Roland van Hauwermeiren, 68, was investigated by the charity Merlin, now part of Save The Children, after allegations about his sexual behaviour in wartorn Liberia in 2004. A former Merlin colleague, Paul Hardcastle, told The Times that Mr Van Hauwermeiren used the charity’s drivers to ferry him to clubs to meet prostitutes and take them to the villa rented for him using donated funds.
Penny Mordaunt, the international development secretary, said that she would meet the National Crime Agency (NCA) tomorrow after talks with charity bosses and regulators. She also warned that the government could withhold funding if agencies did not put the beneficiaries of aid first.

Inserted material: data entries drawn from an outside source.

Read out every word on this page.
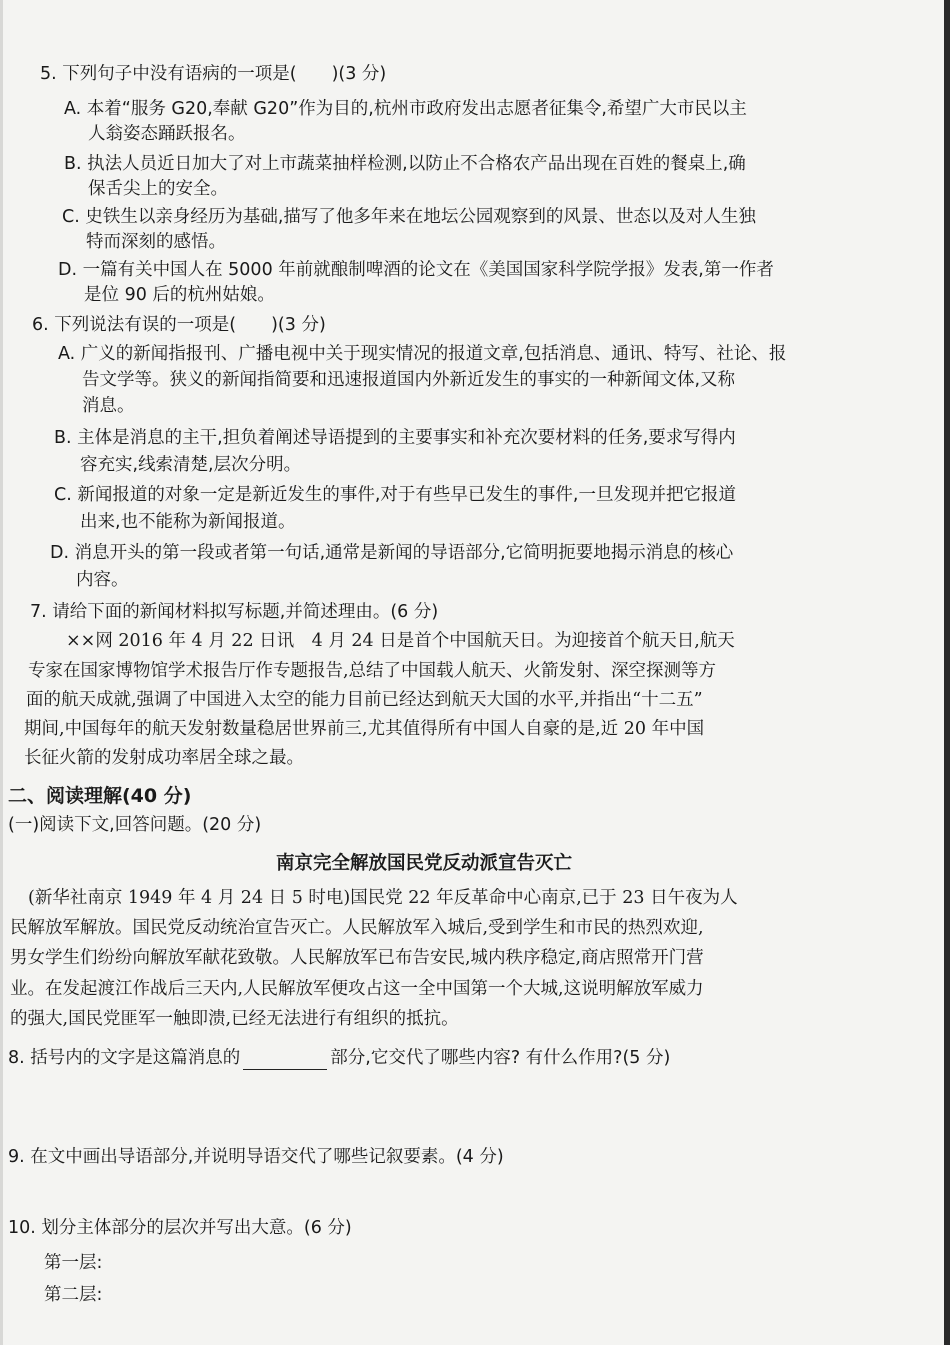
5. 下列句子中没有语病的一项是(　　)(3 分)
A. 本着“服务 G20,奉献 G20”作为目的,杭州市政府发出志愿者征集令,希望广大市民以主
人翁姿态踊跃报名。
B. 执法人员近日加大了对上市蔬菜抽样检测,以防止不合格农产品出现在百姓的餐桌上,确
保舌尖上的安全。
C. 史铁生以亲身经历为基础,描写了他多年来在地坛公园观察到的风景、世态以及对人生独
特而深刻的感悟。
D. 一篇有关中国人在 5000 年前就酿制啤酒的论文在《美国国家科学院学报》发表,第一作者
是位 90 后的杭州姑娘。
6. 下列说法有误的一项是(　　)(3 分)
A. 广义的新闻指报刊、广播电视中关于现实情况的报道文章,包括消息、通讯、特写、社论、报
告文学等。狭义的新闻指简要和迅速报道国内外新近发生的事实的一种新闻文体,又称
消息。
B. 主体是消息的主干,担负着阐述导语提到的主要事实和补充次要材料的任务,要求写得内
容充实,线索清楚,层次分明。
C. 新闻报道的对象一定是新近发生的事件,对于有些早已发生的事件,一旦发现并把它报道
出来,也不能称为新闻报道。
D. 消息开头的第一段或者第一句话,通常是新闻的导语部分,它简明扼要地揭示消息的核心
内容。
7. 请给下面的新闻材料拟写标题,并简述理由。(6 分)
××网 2016 年 4 月 22 日讯　4 月 24 日是首个中国航天日。为迎接首个航天日,航天
专家在国家博物馆学术报告厅作专题报告,总结了中国载人航天、火箭发射、深空探测等方
面的航天成就,强调了中国进入太空的能力目前已经达到航天大国的水平,并指出“十二五”
期间,中国每年的航天发射数量稳居世界前三,尤其值得所有中国人自豪的是,近 20 年中国
长征火箭的发射成功率居全球之最。
二、阅读理解(40 分)
(一)阅读下文,回答问题。(20 分)
南京完全解放国民党反动派宣告灭亡
(新华社南京 1949 年 4 月 24 日 5 时电)国民党 22 年反革命中心南京,已于 23 日午夜为人
民解放军解放。国民党反动统治宣告灭亡。人民解放军入城后,受到学生和市民的热烈欢迎,
男女学生们纷纷向解放军献花致敬。人民解放军已布告安民,城内秩序稳定,商店照常开门营
业。在发起渡江作战后三天内,人民解放军便攻占这一全中国第一个大城,这说明解放军威力
的强大,国民党匪军一触即溃,已经无法进行有组织的抵抗。
8. 括号内的文字是这篇消息的	部分,它交代了哪些内容? 有什么作用?(5 分)
9. 在文中画出导语部分,并说明导语交代了哪些记叙要素。(4 分)
10. 划分主体部分的层次并写出大意。(6 分)
第一层:
第二层:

Using money given to charities to hire prostitutes. This scandal might not only threaten state funding of these "charities" -- NGOs, really, in some cases -- but it might also persuade citizens that they don't want their donations misspent on hookers rather than help for the vulnerable. Never mind that it looks like these moralizing Oxfam do-gooders are preying on the vulnerable they ostensibly want to help.
A few years ago, a study found that people who recycled acted less ethically immediately afterward, the theory being that the virtuous behaviour gave license to the individual to act unethically. The same psychology may be at play for these NGO staff.
The Guardian's Gaby Hinsliff concludes her column on the Oxfam scandal:
But the moral of this particular story is that boring old management processes matter, even when dealing with the good guys. You don’t assume. You check. You nitpick, even, when you are a charity occupying the moral high ground, as Oxfam does. And, above all, you avoid the trap of assuming that the good guys will always be good.
And conservatives/libertarians should avoid the trap assuming those on the other side will always be bad and hypocritical. We should eschew the temptation of schadenfreude.